Segundo ele, caso o Governo Federal não renove as medidas para ajuda as empresas, os prejuízos poderão ser ainda maiores. “Infelizmente as empresas não estão aguentando. O governo federal ficou de publicar um novo decreto para ajuda às empresas, mas até agora não foi feito. A partir do dia primeiro de agosto, as lojas estarão bancando o salário dos trabalhadores que não podem trabalhar. Aí a quebradeira vai ser maior ainda. A gente espera que o governo veja essa questão e análise para que não haja prejuízo financeiro maior, além do prejuízo de perda de emprego por parte dos trabalhadores”, disse Guido.

Segundo ele, comerciantes e empresários do setor questionam a determinação de fechamento das lojas do comércio como medida de combate à proliferação do coronavírus. 

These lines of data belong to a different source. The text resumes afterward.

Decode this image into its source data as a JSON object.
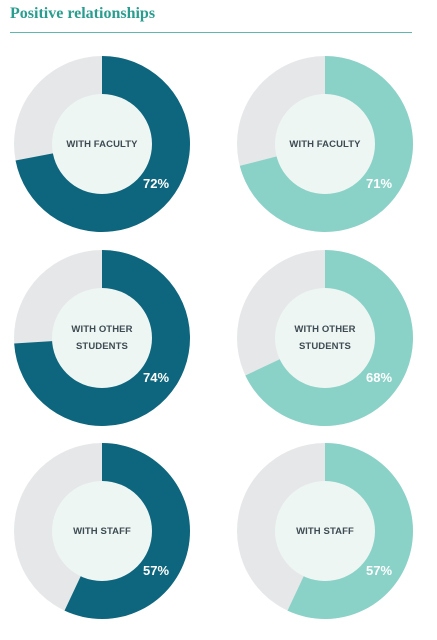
{
  "title": "Positive relationships",
  "colors": {
    "dark": "#0d667d",
    "light": "#8ad2c7",
    "remainder": "#e6e7e9",
    "center": "#eef6f3",
    "title": "#2a9d8f"
  },
  "chart_data": [
    {
      "type": "pie",
      "label": "WITH FACULTY",
      "value": 72,
      "value_label": "72%",
      "series_color": "dark"
    },
    {
      "type": "pie",
      "label": "WITH FACULTY",
      "value": 71,
      "value_label": "71%",
      "series_color": "light"
    },
    {
      "type": "pie",
      "label": "WITH OTHER\nSTUDENTS",
      "value": 74,
      "value_label": "74%",
      "series_color": "dark"
    },
    {
      "type": "pie",
      "label": "WITH OTHER\nSTUDENTS",
      "value": 68,
      "value_label": "68%",
      "series_color": "light"
    },
    {
      "type": "pie",
      "label": "WITH  STAFF",
      "value": 57,
      "value_label": "57%",
      "series_color": "dark"
    },
    {
      "type": "pie",
      "label": "WITH STAFF",
      "value": 57,
      "value_label": "57%",
      "series_color": "light"
    }
  ]
}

“Uma questão que a gente sempre tá comentando é: por que só as lojas do comércio não podem funcionar? Quando na verdade você tem aí o Mercado da Produção, você tem as próprias lotéricas, banco, tudo entupido de gente. Quer dizer, é um negócio meio contraditório, e a gente do comércio que tá pagando o pato por causa da expansão da pandemia”, lamenta.

Sobre a expectativa do fluxo de clientes nesta sexta-feira, o presidente da Aliança Comercial disse que não há uma estimativa. “Não temos como prever. Já havia um fluxo grande no Centro em função das lotéricas e dos bancos, além das lojas que já tinham autorização para funcionar. Vamos aguardar”.